The MEAs are permeable and thus allow nitrogen in the air from the cathode side of the stack to permeate therethrough and collect in the anode side of the stack, often referred to as nitrogen cross-over. Even though the anode side pressure may be slightly higher than the cathode side pressure, cathode side partial pressures will cause oxygen and nitrogen to permeate through the membrane. The permeated oxygen combusts in the presence of the anode catalyst, but the permeated nitrogen in the anode side of the fuel cell stack dilutes the hydrogen. If the nitrogen concentration increases above a certain percentage, such as 50%, fuel cells in the stack may become starved of hydrogen. If the anode becomes hydrogen starved, the fuel cell stack may fail to produce adequate electrical power and may suffer damage to the electrodes in the fuel cell stack. As the membranes age, they may become thinner, thereby allowing nitrogen to permeate to the anode side at a faster rate.

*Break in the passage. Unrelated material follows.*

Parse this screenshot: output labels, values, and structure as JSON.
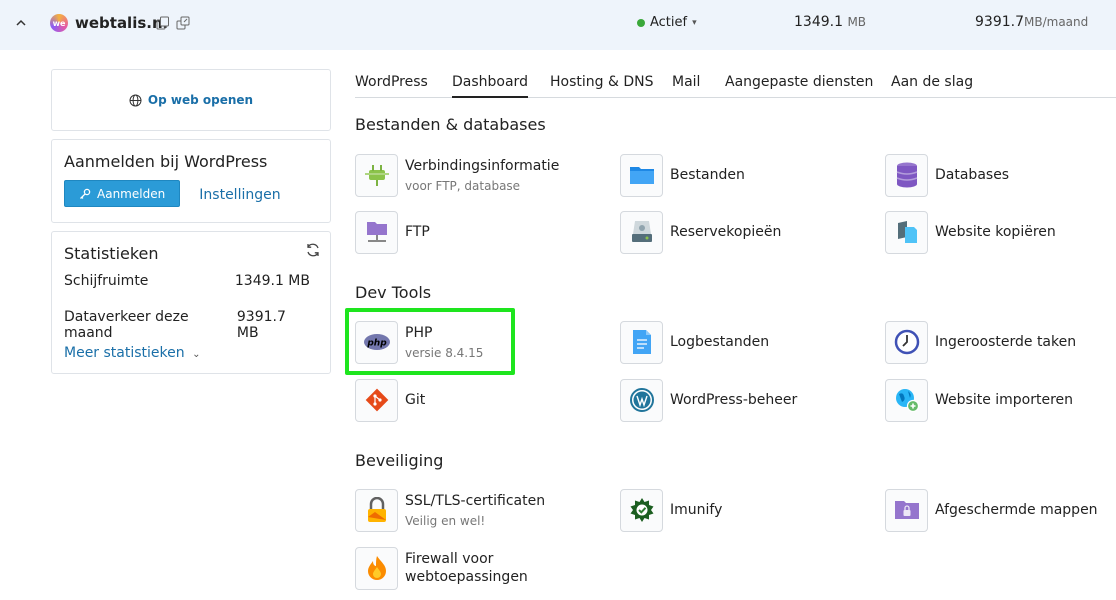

It is known in the art to provide a bleed valve at the anode exhaust gas output of the fuel cell stack to remove nitrogen from the anode side of the stack. It is also known in the art to estimate the molar fraction of nitrogen in the anode side using a model to determine when to perform the bleed of the anode side or anode sub-system. However, the model estimation may contain errors, particularly as degradation of the components of the fuel cell system, such as the membranes, occurs over time. If the anode nitrogen molar fraction estimation is significantly higher than the actual nitrogen molar fraction, the fuel cell system will vent more anode gas than is necessary, i.e., waste fuel. If the anode nitrogen molar fraction estimation is significantly lower than the actual nitrogen molar fraction, the system will not vent enough anode gas and may starve the fuel cells of reactants, which may damage the electrodes in the fuel cell stack.
Depending on power requirements of a fuel cell system, the voltage of the fuel cell stack changes. This is known as voltage cycling of the stack. Voltage cycling causes the catalyst particles to change, for example, the catalyst particles may aggregate, thereby reducing the surface area on which the electrochemical reaction may take place. This causes inefficiencies and diminishes the durability of the fuel cell. Additionally, aggregation of catalyst particles may cause the catalyst support to collapse. Corrosion of the catalyst layers can also occur, which also reduces the durability of the fuel cell.
There is a need in the art to determine the health of the electrodes and the membranes in a fuel cell stack throughout the lifetime of the membranes in the stack in a way that may be performed on a fuel cell stack in a vehicle without requiring the vehicle to come in for servicing and without requiring burdensome testing conditions that may affect the normal operation of the vehicle. The ability to quantify electrode and membrane health in a fuel cell vehicle will provide a multitude of possibilities to optimize vehicle efficiency and power based on driving demands.